Così il vino naturale è cresciuto, a partire dalle grandi città, ma come mi disse Christine, c’è ancora tanto lavoro da fare. “Il vino naturale deve ancora fare il grande passo, bisogna attirare ancora più pubblico, il consumatore medio è ancora inconsapevole.” E se il vino naturale è comunità, allora la responsabilità di ciò risiede anche in ogni appassionato, perché una cosa è certa “una volta che hai iniziato a bere vino naturale non riesci a tornare indietro. I vini convenzionali non hanno bevibilità.”
Da quella telefonata Christine mi parve un’avanguardista, una sognatrice e che facesse benissimo ad esserlo, del resto l’utopia di Vini di Vignaioli si è fatta realtà. Mi raccontò anche di essere sostenitrice della diffusione dei vini naturali nella GDO, magari in forma locale, sul modello francese di LeClerq, dove i sommelier sono liberi di comprare i vini che vogliono. “Una volta dissero, quasi come provocazione, a Marcel Lapierre che negli USA vendevano un suo vino in un supermercato. -Ne sono contento- fu la risposta di Marcel.” E perché non sarebbe dovuto esserlo se si aumenta la possibilità di avvicinare nuovi consumatori al vino naturale?

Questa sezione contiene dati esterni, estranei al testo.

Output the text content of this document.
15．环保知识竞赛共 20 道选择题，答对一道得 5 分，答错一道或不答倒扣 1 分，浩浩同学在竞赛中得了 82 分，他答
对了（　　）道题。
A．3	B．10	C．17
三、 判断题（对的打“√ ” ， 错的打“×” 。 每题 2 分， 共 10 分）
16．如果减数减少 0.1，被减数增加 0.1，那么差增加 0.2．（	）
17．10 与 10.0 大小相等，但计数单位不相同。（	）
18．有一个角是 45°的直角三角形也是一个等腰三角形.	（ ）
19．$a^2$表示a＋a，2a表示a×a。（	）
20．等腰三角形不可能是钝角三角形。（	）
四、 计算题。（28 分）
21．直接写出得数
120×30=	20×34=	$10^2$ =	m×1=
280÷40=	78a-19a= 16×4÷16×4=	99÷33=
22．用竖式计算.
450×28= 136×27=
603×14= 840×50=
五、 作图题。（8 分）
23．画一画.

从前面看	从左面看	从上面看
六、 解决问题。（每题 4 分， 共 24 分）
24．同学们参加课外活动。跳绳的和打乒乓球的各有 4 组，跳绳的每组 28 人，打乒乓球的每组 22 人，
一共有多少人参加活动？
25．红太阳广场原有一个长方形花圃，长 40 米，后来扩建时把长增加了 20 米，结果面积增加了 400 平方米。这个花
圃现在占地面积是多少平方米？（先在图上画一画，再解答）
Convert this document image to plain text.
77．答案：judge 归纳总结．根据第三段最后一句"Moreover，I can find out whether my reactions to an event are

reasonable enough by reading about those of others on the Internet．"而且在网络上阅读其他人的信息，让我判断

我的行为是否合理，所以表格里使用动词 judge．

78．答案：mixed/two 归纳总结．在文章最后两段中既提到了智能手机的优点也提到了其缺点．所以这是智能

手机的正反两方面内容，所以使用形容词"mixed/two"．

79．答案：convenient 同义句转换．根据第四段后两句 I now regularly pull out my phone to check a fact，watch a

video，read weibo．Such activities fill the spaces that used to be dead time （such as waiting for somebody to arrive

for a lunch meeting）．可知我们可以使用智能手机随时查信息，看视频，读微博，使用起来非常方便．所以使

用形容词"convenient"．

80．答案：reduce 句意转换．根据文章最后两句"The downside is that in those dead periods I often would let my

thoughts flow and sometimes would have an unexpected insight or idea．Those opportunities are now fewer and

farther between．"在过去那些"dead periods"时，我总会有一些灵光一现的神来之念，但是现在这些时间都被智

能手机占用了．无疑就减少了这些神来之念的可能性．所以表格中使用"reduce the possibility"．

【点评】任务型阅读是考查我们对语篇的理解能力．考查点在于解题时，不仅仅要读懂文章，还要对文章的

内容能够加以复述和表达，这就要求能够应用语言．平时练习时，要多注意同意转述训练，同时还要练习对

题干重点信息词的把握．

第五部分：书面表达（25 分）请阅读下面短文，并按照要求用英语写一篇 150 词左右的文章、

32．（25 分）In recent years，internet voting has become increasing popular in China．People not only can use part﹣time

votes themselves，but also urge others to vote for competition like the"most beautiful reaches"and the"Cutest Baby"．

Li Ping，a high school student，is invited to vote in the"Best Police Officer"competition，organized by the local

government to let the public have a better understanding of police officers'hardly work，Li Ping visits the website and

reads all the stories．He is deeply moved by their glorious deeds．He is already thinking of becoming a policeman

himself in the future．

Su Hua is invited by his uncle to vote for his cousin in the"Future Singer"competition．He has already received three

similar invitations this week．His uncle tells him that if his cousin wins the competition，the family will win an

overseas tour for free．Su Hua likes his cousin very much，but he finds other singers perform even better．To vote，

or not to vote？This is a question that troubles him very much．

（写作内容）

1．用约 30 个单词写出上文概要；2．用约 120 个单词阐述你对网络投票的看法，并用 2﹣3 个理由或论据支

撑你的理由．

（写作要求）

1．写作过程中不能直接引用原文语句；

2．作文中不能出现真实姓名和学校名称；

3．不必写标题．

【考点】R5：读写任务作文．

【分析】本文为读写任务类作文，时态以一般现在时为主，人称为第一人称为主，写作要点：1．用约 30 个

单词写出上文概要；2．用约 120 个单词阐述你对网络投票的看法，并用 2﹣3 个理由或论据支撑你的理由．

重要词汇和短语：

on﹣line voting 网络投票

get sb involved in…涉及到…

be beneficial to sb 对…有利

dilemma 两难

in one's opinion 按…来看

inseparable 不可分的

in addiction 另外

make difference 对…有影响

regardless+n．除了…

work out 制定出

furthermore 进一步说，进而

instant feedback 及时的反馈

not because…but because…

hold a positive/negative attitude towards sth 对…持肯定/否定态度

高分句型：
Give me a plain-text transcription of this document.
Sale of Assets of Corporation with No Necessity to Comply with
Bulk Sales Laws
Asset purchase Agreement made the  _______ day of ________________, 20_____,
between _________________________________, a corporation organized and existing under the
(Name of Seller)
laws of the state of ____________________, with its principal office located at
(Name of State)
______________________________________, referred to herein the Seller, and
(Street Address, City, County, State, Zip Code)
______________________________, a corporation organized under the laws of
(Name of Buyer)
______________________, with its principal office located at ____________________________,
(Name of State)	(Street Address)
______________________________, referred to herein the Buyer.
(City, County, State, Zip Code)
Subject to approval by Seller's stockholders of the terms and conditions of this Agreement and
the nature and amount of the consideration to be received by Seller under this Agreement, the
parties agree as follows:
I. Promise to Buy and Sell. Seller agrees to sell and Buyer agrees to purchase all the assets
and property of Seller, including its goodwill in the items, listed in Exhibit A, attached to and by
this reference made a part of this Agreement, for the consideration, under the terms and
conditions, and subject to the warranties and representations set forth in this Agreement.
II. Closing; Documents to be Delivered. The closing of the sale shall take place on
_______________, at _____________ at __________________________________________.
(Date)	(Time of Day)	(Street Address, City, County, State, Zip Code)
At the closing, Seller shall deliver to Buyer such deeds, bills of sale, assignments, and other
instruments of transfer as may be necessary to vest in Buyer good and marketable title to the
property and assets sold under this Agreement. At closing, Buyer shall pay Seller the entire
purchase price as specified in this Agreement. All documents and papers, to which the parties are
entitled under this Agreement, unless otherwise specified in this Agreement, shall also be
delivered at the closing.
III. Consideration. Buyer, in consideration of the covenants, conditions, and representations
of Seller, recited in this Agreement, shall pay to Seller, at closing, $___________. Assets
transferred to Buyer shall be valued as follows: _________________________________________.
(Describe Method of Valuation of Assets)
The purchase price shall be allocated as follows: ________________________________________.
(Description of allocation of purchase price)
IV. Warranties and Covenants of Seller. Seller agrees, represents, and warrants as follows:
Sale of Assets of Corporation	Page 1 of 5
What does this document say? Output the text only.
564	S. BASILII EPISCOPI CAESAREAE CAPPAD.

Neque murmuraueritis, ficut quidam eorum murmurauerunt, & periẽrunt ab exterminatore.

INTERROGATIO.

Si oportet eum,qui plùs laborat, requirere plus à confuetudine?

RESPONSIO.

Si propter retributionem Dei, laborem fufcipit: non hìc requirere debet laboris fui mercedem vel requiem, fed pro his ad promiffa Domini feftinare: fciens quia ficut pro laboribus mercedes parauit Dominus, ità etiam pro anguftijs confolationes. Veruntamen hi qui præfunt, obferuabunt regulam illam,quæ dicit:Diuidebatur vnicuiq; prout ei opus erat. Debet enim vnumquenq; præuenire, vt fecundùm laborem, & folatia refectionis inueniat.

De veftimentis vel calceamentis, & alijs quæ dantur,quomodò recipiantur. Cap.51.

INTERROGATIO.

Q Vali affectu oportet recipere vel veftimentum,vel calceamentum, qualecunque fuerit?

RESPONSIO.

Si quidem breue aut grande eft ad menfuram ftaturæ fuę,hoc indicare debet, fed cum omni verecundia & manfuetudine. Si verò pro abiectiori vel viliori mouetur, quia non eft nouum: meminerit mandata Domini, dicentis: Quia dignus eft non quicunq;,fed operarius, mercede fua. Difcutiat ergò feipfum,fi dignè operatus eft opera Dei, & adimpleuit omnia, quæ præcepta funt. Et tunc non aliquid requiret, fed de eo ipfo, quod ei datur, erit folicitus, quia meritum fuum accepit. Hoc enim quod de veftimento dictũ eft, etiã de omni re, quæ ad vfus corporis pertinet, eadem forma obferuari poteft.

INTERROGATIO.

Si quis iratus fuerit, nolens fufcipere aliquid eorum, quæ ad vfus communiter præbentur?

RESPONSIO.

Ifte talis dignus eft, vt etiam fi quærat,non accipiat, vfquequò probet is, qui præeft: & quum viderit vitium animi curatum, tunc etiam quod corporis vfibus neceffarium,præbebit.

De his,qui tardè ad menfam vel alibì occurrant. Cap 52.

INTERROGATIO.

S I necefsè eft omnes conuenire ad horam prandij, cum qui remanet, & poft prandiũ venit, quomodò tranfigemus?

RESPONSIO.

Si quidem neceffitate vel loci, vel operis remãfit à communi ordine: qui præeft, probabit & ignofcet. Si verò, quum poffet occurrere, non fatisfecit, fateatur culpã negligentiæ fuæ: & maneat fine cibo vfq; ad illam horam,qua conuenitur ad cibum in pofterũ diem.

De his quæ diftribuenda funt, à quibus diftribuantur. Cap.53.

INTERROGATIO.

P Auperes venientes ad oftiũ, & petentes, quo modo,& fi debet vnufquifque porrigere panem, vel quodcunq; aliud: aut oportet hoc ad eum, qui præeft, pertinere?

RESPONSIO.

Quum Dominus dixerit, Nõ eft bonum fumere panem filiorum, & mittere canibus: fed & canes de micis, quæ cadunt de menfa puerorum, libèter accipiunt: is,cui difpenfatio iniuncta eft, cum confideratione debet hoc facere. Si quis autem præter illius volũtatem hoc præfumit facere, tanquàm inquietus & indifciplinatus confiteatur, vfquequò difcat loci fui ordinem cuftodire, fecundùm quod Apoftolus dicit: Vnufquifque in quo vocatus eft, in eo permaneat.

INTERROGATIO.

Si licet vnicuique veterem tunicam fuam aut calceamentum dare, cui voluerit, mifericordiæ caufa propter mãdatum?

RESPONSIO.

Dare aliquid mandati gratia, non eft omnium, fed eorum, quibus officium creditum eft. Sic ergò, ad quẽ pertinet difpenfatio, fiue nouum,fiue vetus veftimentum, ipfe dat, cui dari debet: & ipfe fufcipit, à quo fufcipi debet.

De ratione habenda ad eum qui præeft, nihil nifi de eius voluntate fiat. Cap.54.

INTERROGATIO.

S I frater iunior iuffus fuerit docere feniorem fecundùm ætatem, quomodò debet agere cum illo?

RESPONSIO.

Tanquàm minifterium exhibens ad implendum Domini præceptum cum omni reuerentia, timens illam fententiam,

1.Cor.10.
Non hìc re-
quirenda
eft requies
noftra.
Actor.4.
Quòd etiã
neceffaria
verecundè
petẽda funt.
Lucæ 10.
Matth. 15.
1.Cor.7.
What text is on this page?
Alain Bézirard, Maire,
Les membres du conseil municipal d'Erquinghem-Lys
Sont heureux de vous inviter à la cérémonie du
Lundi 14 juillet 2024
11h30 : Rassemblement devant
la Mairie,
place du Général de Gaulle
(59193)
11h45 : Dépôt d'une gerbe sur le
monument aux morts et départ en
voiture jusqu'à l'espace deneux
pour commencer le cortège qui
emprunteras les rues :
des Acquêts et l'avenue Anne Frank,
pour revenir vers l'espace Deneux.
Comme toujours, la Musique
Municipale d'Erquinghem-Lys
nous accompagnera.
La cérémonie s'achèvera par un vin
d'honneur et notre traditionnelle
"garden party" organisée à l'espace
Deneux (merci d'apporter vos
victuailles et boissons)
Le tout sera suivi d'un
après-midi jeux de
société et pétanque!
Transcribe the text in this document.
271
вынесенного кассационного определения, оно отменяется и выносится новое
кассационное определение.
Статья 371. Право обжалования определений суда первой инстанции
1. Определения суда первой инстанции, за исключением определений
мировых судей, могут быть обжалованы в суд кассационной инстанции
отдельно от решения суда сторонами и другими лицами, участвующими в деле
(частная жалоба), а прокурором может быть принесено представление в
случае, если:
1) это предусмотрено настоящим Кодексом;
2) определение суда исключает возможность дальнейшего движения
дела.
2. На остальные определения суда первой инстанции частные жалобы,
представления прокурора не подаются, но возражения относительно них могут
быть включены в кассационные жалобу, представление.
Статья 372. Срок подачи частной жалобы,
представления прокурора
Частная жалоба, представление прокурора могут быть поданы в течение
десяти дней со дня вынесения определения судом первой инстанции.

Oggi, a distanza di un anno da quella telefonata, ho ritrovato nelle parole e nei racconti dei produttori, tutti i concetti che uscirono dalla chiacchierata con Christine. La forza del confronto e della comunità, la necessità di diffusione e di progettazione di un nuovo futuro per il vino naturale o forse addirittura per il vino in generale. E forse questo periodo così strano potrebbe essere un punto di partenza, a cominciare dai consumatori che sono gli unici, per quanto operatori ed enostrippati possano ricamarci sopra, a decretare gusto e mercato del vino. Se la pandemia abbia davvero giocato un ruolo nella ridefinizione del concetto di qualità e nella ricerca in ogni bottiglia non solo della bontà del contenuto, ma anche delle storie, delle persone e degli ideali che ci stanno dietro, forse lo scopriremo solo alla fine di tutto questo. E speriamo che se ne possa parlare di nuovo tutti insieme, seduti alla tavola rotonda della prossima edizione di Vini di Vignaioli.